Sin embargo, la magnitud del proyecto también pone sobre la mesa la necesidad de fiscalización pública. De acuerdo con lo expuesto, se calcula que beneficiará de manera directa a más de 500 mil personas y permitirá entre 300 mil y 500 mil desplazamientos diarios, en una ciudad marcada por la congestión vial y por una flota provincial que supera los 555 mil vehículos. Ese alcance convierte la obra en una promesa de gran escala cuyo impacto deberá medirse en la reducción real de tiempos y costos de transporte, así como en un alivio efectivo para los ciudadanos.
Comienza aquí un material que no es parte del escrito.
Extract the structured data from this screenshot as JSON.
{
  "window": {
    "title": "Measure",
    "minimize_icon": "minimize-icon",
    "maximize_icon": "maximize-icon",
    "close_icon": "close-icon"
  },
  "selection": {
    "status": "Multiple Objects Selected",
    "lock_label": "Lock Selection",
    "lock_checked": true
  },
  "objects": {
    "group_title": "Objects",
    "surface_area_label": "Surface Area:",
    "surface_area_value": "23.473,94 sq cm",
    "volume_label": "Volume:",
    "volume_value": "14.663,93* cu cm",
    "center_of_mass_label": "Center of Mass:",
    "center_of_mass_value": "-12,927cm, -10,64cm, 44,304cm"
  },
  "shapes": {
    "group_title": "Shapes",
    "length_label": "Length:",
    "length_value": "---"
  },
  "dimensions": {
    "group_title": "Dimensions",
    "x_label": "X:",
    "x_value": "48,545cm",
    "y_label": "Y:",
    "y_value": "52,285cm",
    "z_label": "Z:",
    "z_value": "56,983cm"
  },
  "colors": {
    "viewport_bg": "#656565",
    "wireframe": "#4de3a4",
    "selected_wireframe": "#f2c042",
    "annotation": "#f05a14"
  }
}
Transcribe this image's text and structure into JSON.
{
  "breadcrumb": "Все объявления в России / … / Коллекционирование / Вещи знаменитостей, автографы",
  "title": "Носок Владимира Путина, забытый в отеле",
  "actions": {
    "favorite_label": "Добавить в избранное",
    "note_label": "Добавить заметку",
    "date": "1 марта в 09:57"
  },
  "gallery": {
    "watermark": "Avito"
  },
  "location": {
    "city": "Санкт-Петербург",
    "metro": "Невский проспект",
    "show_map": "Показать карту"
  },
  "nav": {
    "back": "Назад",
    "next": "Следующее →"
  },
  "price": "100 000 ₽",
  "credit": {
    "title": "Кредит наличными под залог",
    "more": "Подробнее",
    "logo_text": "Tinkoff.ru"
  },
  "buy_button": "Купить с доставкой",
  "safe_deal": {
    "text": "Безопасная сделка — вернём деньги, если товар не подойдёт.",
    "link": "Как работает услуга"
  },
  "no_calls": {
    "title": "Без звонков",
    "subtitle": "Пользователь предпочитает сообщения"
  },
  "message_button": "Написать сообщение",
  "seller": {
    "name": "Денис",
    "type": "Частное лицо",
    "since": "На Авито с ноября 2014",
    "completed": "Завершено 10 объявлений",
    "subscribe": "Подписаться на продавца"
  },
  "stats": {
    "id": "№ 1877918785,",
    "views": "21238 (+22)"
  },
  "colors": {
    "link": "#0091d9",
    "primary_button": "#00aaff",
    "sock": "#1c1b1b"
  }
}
La iniciativa se desarrolla en medio de una realidad urbana compleja. Los estudios de movilidad citados, realizados con apoyo técnico del IDOM, identificaron una expansión de la huella urbana de 232 % entre 1998 y 2020, al pasar de 36.4 a 115 kilómetros cuadrados, mientras la población residente creció apenas 14 %. Ese desbalance, sumado a las mayores distancias de viaje, la congestión y la dependencia del vehículo privado, deja claro que el reto de Santiago no se resuelve solo con anuncios de modernidad: la dimensión del problema exige seguimiento constante para comprobar que la obra responda a las necesidades reales de la ciudad.